Survey: Ohio middle-of-the-road on education, child health and economic well-being
In a national survey on child well-being, Ohio was middle of the pack when it came to growth indicators.
The data, collected through the Annie E. Casey Foundation ranked Ohio 31st nationally in overall child well-being, calculated using indicators of economic well-being, education, health, and family and community context.
Compared to 2019 numbers, Ohio was considered improved in the categories of child poverty and teen school absence. According to the survey, 18% of the state’s children live in poverty, better than 23% in 2010, but slightly higher than nationally, where 17% of children are in poverty.
Child and teen deaths grew in the state, with 27 deaths per 100,000 in Ohio, up from 25 in 2010.
Obesity rates in children aged 10 to 17 also grew in the state, jumping 2% from 2016-17 to 2018-19. The state maintained its rate of low birth-weight babies, according to the study, with 8.6% of Ohio’s infants born at lower than normal birth weight.
The teen birth rate improved in the state, from 34 per 1,000 Ohio teens to 19.
The state ranks 28th in education, with fourth-grade reading proficiency staying the same as ten years ago, at 64%. The state improved in eighth-grade math proficiency and high school graduation rate, but the study showed 18% of high school students in the state are still not graduation on time. In 2010, the rate was at 20%.
Child care advocates in the state say it’s too early to tell the exact toll the pandemic had on graduation rates.
“But we know when children are emotionally healthy, they are better prepared to learn, and that’s why we need bold policies that meet the needs of Ohio students, such as ensuring every child can benefit from Student Wellness and Success Funds for mental and behavioral health care and other supports so that they can be ready to learn after such a hard year,” said Tracy Najera, executive director of the Children’s Defense Fund-Ohio, in a statement.
The survey comes amid state budget negotiations in the Statehouse.
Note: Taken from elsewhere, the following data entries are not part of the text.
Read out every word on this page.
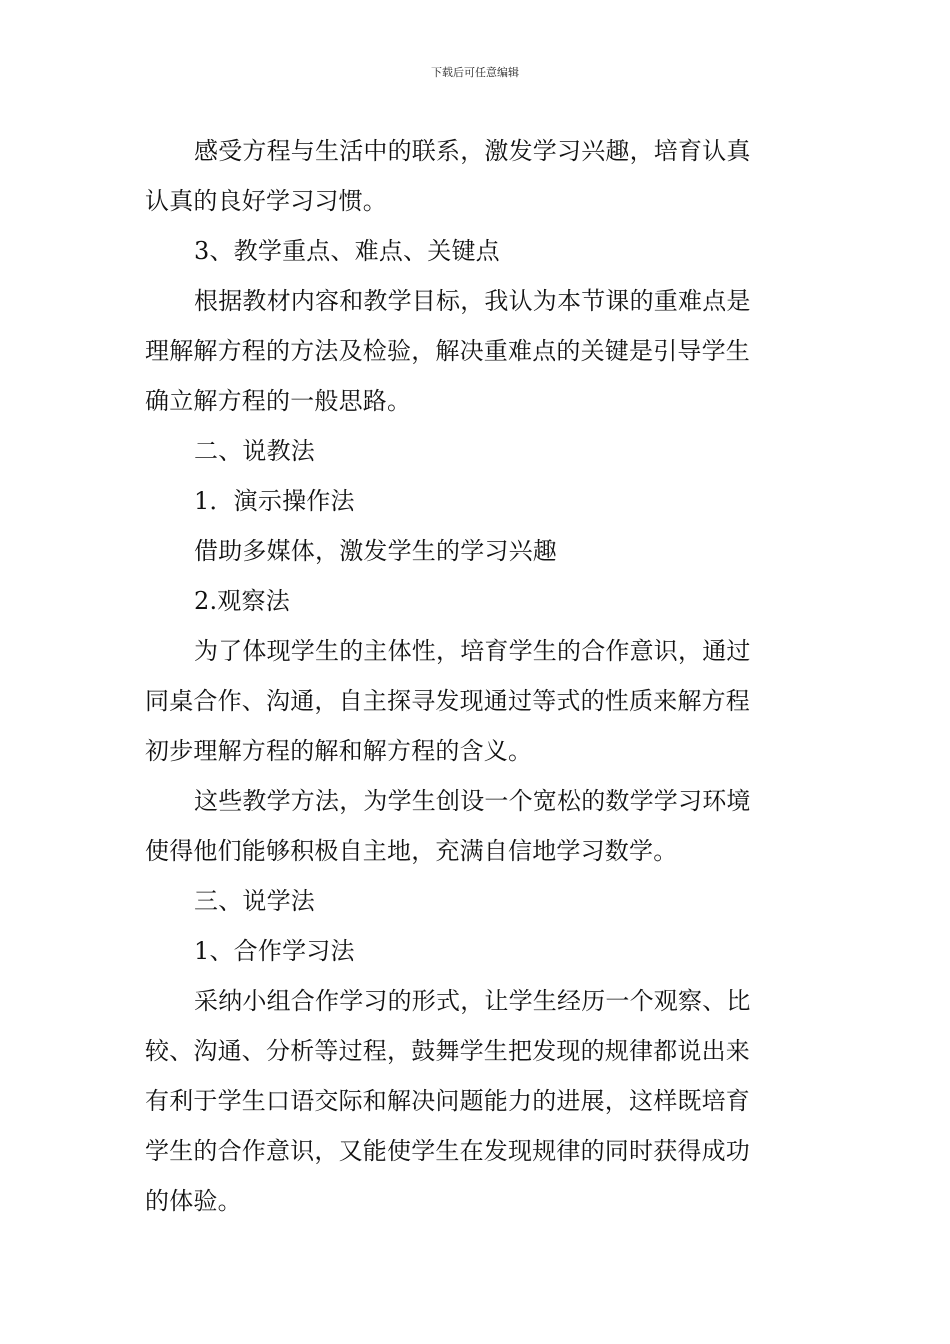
下载后可任意编辑
感受方程与生活中的联系，激发学习兴趣，培育认真
认真的良好学习习惯。
3、教学重点、难点、关键点
根据教材内容和教学目标，我认为本节课的重难点是
理解解方程的方法及检验，解决重难点的关键是引导学生
确立解方程的一般思路。
二、说教法
1．演示操作法
借助多媒体，激发学生的学习兴趣
2.观察法
为了体现学生的主体性，培育学生的合作意识，通过
同桌合作、沟通，自主探寻发现通过等式的性质来解方程
初步理解方程的解和解方程的含义。
这些教学方法，为学生创设一个宽松的数学学习环境
使得他们能够积极自主地，充满自信地学习数学。
三、说学法
1、合作学习法
采纳小组合作学习的形式，让学生经历一个观察、比
较、沟通、分析等过程，鼓舞学生把发现的规律都说出来
有利于学生口语交际和解决问题能力的进展，这样既培育
学生的合作意识，又能使学生在发现规律的同时获得成功
的体验。
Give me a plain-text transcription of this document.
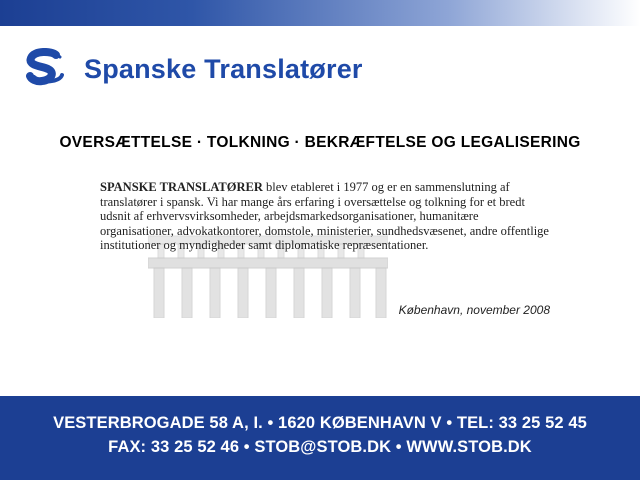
Spanske Translatører
OVERSÆTTELSE · TOLKNING · BEKRÆFTELSE OG LEGALISERING
SPANSKE TRANSLATØRER blev etableret i 1977 og er en sammenslutning af translatører i spansk. Vi har mange års erfaring i oversættelse og tolkning for et bredt udsnit af erhvervsvirksomheder, arbejdsmarkedsorganisationer, humanitære organisationer, advokatkontorer, domstole, ministerier, sundhedsvæsenet, andre offentlige institutioner og myndigheder samt diplomatiske repræsentationer.
København, november 2008
VESTERBROGADE 58 A, I. • 1620 KØBENHAVN V • TEL: 33 25 52 45
FAX: 33 25 52 46 • STOB@STOB.DK • WWW.STOB.DK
The House version of the budget included an overhaul of the public school funding meant to remove the burden on local school districts through direct state funding of the EdChoice private school voucher program and less of a reliance on property taxes to determine educational funding shares.
The Senate brought a version of the budget that has a different approach to school funding, which still directly funds EdChoice vouchers, but differs from the House version in terms of funding models for public schools. Teachers unions and education advocates across the state said they still favor the House version of the education budget, but negotiations are continuing on the final budget draft.
Child care leaders in the state have also criticized the Senate’s version of the budget, particularly efforts to remove the facility standard-setting model Step Up to Quality.
The child welfare study recommended expanded income support to help families afford child care and improved public schools and postsecondary education as part of its findings.